Pengembangan ilmu pengetahuan dan teknologi di bidang kefarmasian di Indonesia, masih
dapat dikatakan lamban. Padahal jika ditekuni, inovasi yang dihasilkan bakal menjadi aset
berharga untuk negeri sendiri. Melihat hal tersebut, sebenarnya bidang industri farmasi perlu
dilibatkan dalam pengembangan iptek di bidang kedokteran. Ini yang disebut sebagai lintas
ilmu pengembangan. Kalau melihat secara kuantitas dan kualitasnya, harusnya Indonesia bisa
bersaing dengan negara lain di Asia dalam pengembangan iptek.
Di antara pengusaha farmasi dan sektor swasta bidang farmasi lainnya, paradigma juga harus
dirubah.

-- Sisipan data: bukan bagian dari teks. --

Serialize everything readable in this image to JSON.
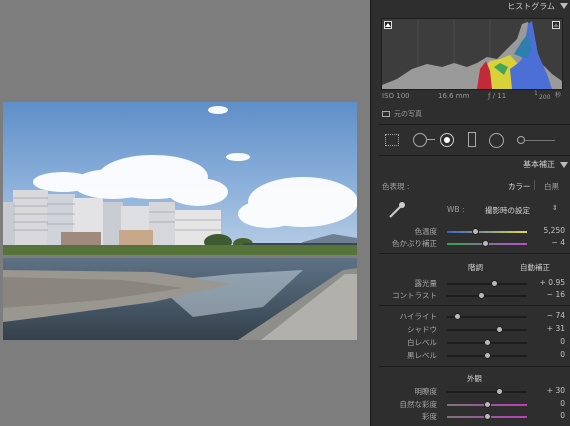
{
  "histogram": {
    "header": "ヒストグラム",
    "iso": "ISO 100",
    "focal": "16.6 mm",
    "aperture": "ƒ / 11",
    "shutter_num": "1",
    "shutter_den": "200",
    "shutter_suffix": "秒",
    "original_photo": "元の写真"
  },
  "basic": {
    "header": "基本補正",
    "treatment_label": "色表現 :",
    "color": "カラー",
    "bw": "白黒",
    "wb_label": "WB :",
    "wb_value": "撮影時の設定",
    "tone_label": "階調",
    "auto": "自動補正",
    "presence_label": "外観"
  },
  "sliders": [
    {
      "key": "temp",
      "label": "色温度",
      "value": "5,250",
      "pos": 0.35
    },
    {
      "key": "tint",
      "label": "色かぶり補正",
      "value": "− 4",
      "pos": 0.48
    },
    {
      "key": "exposure",
      "label": "露光量",
      "value": "+ 0.95",
      "pos": 0.59
    },
    {
      "key": "contrast",
      "label": "コントラスト",
      "value": "− 16",
      "pos": 0.42
    },
    {
      "key": "highlights",
      "label": "ハイライト",
      "value": "− 74",
      "pos": 0.13
    },
    {
      "key": "shadows",
      "label": "シャドウ",
      "value": "+ 31",
      "pos": 0.65
    },
    {
      "key": "whites",
      "label": "白レベル",
      "value": "0",
      "pos": 0.5
    },
    {
      "key": "blacks",
      "label": "黒レベル",
      "value": "0",
      "pos": 0.5
    },
    {
      "key": "clarity",
      "label": "明瞭度",
      "value": "+ 30",
      "pos": 0.65
    },
    {
      "key": "vibrance",
      "label": "自然な彩度",
      "value": "0",
      "pos": 0.5
    },
    {
      "key": "saturation",
      "label": "彩度",
      "value": "0",
      "pos": 0.5
    }
  ],
  "colors": {
    "panel": "#2e2e2e",
    "canvas": "#7d7d7d",
    "active_tool": "#ffffff"
  },
  "icons": [
    "crop-icon",
    "spot-removal-icon",
    "redeye-icon",
    "graduated-filter-icon",
    "radial-filter-icon",
    "adjustment-brush-icon",
    "eyedropper-icon"
  ]
}
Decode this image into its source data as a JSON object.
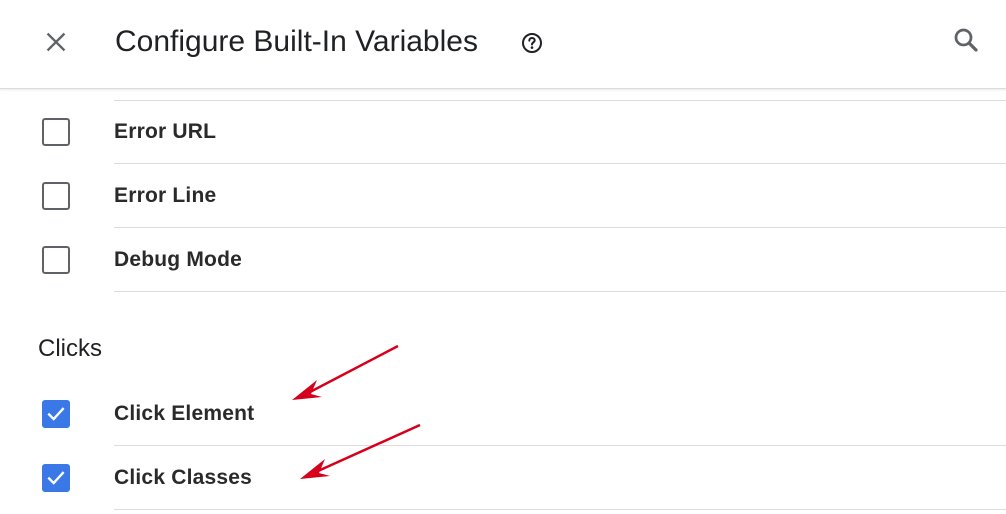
{
  "header": {
    "title": "Configure Built-In Variables",
    "close_icon": "close-icon",
    "help_icon": "help-circle-icon",
    "search_icon": "search-icon"
  },
  "variables": [
    {
      "label": "Error URL",
      "checked": false
    },
    {
      "label": "Error Line",
      "checked": false
    },
    {
      "label": "Debug Mode",
      "checked": false
    }
  ],
  "clicks_section": {
    "title": "Clicks",
    "items": [
      {
        "label": "Click Element",
        "checked": true
      },
      {
        "label": "Click Classes",
        "checked": true
      }
    ]
  },
  "colors": {
    "checkbox_checked": "#3b78e7",
    "annotation_arrow": "#d6001c"
  }
}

Pengembangan teknologi dalam dunia farmasi bukan lagi sebagai nilai pengeluaran,
tetapi menjadi bentuk investasi jangka panjang. Selama ini pun, kontribusi kalangan industri
farmasi dalam penelitian dan pengembangan iptek di Indonesia masih kecil. Karena memang
diakui bahwa penelitian untuk menemukan obat paten menelan dana yang sangat besar.